Spice‼︎
梨花は茉美に何を言われるのか緊張して
胃がじりじりと痛む。

しかし茉美は予想外に梨花の復帰を喜んでくれた。

「良かった。
辞めちゃったらどうしようかと思ってた。

私のせいでこんなことになっちゃってごめんなさい。」

「茉美ちゃん…こっちこそごめんね。」

茉美は首を横に振り、笑顔で梨花の手を握った。

「ホントにどうしようかって思ってました。

結局、風間さんは私でも梨花さんでも無かったんですね。

金持ちのお嬢様と婚約なんて…酷いですよね!
それだったら付き合うとか言うなっつーの!」

「茉美ちゃん、本当はザマアミロって思ったでしょ?」

茉美は舌を出して

「ちょっとですけどね。」

と笑ってみせた。

茉美と仲直り出来た事で梨花の気持ちはすこし軽くなった。

そしてその夜、桐原から連絡があった。

この前のホテルに来られるか?

「この前のホテルってあのビジネスホテル?」

「あぁ。」

「わかりました。
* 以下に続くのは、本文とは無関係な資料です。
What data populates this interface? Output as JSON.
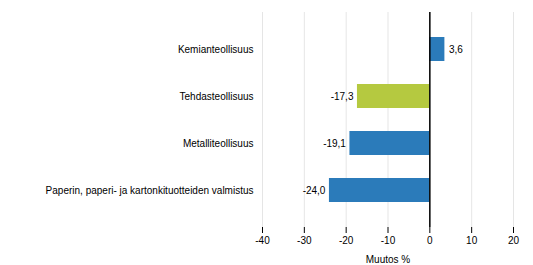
{
  "chart_data": {
    "type": "bar",
    "orientation": "horizontal",
    "categories": [
      "Paperin, paperi- ja kartonkituotteiden valmistus",
      "Metalliteollisuus",
      "Tehdasteollisuus",
      "Kemianteollisuus"
    ],
    "values": [
      -24.0,
      -19.1,
      -17.3,
      3.6
    ],
    "value_labels": [
      "-24,0",
      "-19,1",
      "-17,3",
      "3,6"
    ],
    "colors": [
      "#2b7bba",
      "#2b7bba",
      "#b5c940",
      "#2b7bba"
    ],
    "data_labels": true,
    "xlabel": "Muutos %",
    "xlim": [
      -40,
      20
    ],
    "xticks": [
      -40,
      -30,
      -20,
      -10,
      0,
      10,
      20
    ],
    "grid": true
  }
}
」

梨花は下着を着替えて地下鉄に乗って
電車を乗り継いであのホテルまで来た。

ホテルの前で桐原に電話してみる。

「着いたか?506号室だ。」

エレベーターを上がって506号室のドアをノックした。

「入って。」

桐原が梨花の腕を掴み部屋の中に入れる。

梨花が部屋の中に入ると窓際にもう一人男が立っていた。

「え?誰?」

「梨花さん。」

なんと部屋には風間も居て、
梨花は状況がうまく飲み込めずにいた。